From May through early October, the stock market moved lower as the debt ceiling debate raged in Washington, and the economy and Europe worried markets.

The S&P bottomed in early October at 1,074, just as the Fed embarked on yet another program, "operation twist." The "twist" involves Fed purchases of longer duration Treasurys, using the proceeds from sales of shorter term securities.

The S&P 500 since then has gained more than 22 percent, hitting occasional bumps related to the European debt crisis.

Coincidental or not, the Fed has been there whenever the bull has needed an extra push.

Stuart Freeman, chief equity strategist for Wells Fargo Advisors, said the Fed's easing programs, aside from the improved economy, has definitely been a factor driving stocks.

"We probably wouldn't have reached 1,370 until maybe the middle of this year" were it not for the Fed's activity, said Freeman. He noted that the announcement of QE2 last year drove the S&P well above the rest of the prior stock rebound cycles by April and May, and well above his then year end target of 1,250-1,275. (see chart here)
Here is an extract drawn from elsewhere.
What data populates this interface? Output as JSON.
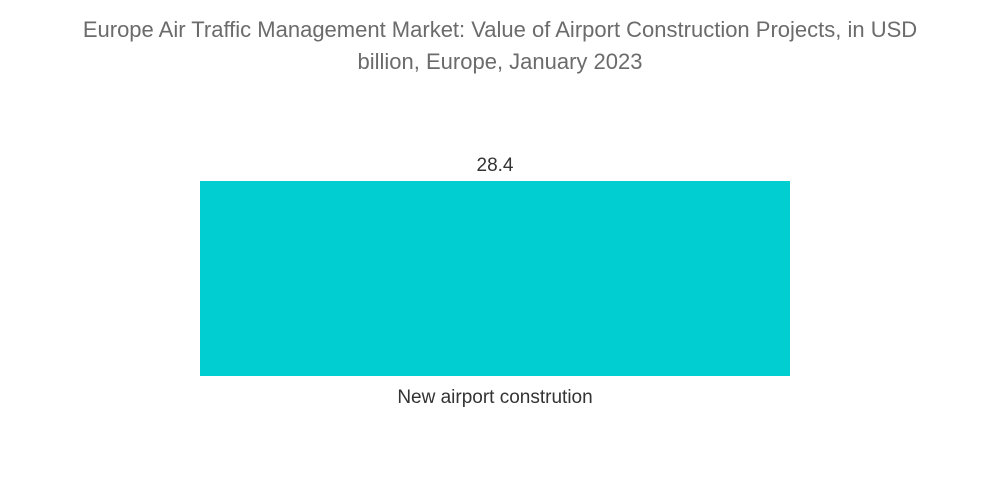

Freeman says that as QE2 came to an end, investors anticipated that the economy might slow without help from the Fed, and it proceeded to move lower during the softer economic period last summer. The S&P, at that point, was performing below the levels of recoveries in the early 1980s and the early 1970s.

He cautions the same thing could happen this year, with the bull galloping too far ahead of where it may ultimately end up finishing the year. Feeding the bull once more is the promise of more Fed easing.